I love teaching in Ireland and my school is fantastic and really supportive, but it’s difficult to live as a teacher, especially when you’re single. Substituting and doing maternity cover contracts are downright hazardous for your financial and mental well-being in my experience. Every year, teachers across Ireland experience the same issues I have faced. I know this because I talk to so many of them. Everyone seems to have a Payroll and Social Welfare story. If this government were to be truly honest with themselves and us, they’d admit that teaching as a career fell into decline around the time of the austerity measures, whereby those teachers qualified post-2011 get paid less for doing the same job as teachers who qualified pre-2011.

Time to leave

I doubt I’ll stay in Ireland. It’s too expensive and basic public services like health and housing are a mess. Something is really wrong in a country as wealthy as ours where the very basics just do not function.

I work in a job that traditionally provides stability and a future but all I’ve experienced is massive levels of incompetence and dysfunction when trying to sort the simplest of things like just getting paid on time.

It’s like we’re stuck as a country, frozen in our ability to face the realities or fix the problems. The government just seems indifferent to it all. We have so much money but no will from the political class to address so many things that are failing in our society.

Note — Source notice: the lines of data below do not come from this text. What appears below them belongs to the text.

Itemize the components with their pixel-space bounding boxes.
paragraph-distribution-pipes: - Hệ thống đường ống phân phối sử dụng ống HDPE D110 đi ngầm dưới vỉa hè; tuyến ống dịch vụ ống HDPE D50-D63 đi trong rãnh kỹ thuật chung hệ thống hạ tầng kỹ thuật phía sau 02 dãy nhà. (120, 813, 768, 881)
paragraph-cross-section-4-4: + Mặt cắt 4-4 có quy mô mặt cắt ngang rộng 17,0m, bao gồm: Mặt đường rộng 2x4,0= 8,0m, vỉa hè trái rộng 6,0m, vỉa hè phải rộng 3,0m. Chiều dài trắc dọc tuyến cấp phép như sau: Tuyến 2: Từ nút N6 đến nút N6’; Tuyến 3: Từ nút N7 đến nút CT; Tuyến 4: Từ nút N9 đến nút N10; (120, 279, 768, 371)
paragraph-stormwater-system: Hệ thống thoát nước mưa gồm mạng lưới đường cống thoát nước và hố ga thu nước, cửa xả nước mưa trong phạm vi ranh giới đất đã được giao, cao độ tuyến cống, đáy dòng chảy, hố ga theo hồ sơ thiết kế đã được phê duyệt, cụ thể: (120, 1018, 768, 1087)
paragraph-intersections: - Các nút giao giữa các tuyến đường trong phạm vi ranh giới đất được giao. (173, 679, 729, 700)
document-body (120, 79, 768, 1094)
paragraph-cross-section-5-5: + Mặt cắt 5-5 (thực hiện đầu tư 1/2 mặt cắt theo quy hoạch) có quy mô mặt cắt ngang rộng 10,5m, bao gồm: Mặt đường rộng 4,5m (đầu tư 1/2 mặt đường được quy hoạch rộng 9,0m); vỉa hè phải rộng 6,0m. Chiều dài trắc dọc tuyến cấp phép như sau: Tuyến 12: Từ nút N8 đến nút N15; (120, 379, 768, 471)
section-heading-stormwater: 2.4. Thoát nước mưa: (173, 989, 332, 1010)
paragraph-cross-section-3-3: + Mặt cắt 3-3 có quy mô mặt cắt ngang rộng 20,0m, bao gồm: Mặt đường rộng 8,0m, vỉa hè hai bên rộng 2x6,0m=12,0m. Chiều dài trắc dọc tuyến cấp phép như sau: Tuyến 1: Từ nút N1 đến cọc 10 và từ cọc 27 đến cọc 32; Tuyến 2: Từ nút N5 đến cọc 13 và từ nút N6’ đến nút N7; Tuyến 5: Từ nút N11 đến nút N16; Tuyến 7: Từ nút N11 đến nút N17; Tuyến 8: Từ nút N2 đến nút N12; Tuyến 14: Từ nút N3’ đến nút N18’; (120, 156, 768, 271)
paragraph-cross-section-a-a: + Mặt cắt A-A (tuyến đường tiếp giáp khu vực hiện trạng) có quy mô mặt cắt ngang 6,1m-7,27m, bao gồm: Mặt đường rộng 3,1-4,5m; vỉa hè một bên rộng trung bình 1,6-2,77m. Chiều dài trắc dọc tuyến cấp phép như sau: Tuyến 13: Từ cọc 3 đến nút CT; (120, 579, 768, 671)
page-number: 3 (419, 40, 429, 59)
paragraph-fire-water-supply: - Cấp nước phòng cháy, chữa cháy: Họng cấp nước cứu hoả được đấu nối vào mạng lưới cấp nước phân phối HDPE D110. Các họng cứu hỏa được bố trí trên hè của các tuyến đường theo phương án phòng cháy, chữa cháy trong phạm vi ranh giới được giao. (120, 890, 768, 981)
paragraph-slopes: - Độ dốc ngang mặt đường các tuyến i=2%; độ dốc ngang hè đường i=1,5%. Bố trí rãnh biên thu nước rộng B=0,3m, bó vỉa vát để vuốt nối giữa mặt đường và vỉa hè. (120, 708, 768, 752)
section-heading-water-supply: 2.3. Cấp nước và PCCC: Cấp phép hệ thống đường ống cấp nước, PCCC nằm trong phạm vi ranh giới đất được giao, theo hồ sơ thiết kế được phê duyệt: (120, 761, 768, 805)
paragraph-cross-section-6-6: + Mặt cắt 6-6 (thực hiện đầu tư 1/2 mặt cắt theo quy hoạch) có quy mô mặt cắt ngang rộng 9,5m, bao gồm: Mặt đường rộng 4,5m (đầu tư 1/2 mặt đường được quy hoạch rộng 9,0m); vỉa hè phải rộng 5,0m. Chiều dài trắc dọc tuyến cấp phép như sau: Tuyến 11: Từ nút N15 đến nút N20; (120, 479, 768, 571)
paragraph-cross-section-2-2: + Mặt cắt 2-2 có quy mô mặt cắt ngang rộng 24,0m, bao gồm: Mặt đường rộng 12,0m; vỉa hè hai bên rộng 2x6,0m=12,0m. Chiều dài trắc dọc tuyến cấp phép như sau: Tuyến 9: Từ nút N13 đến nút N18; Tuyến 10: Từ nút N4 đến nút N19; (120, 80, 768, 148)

They will bail out banks, look after vulture funds, bail out RTÉ etc. but they will never properly look after regular working people. The system is broken and they won’t fix it.

It’s more than two years since I returned home and I’m already worn out by it. I don’t want to be a negative person complaining about my country but I can’t escape the feelings of frustration, the lack of hope around finding a secure place to live and having no faith in the political system to properly run the country in a grown-up way that supports citizens. I think I’m done.

Written by a young teacher based in Dublin. The author wished to remain anonymous.  The Department of Education has told The Journal that it does not comment on individual cases. It said that it relies on schools to provide the necessary information in a timely manner to set teachers up for salary.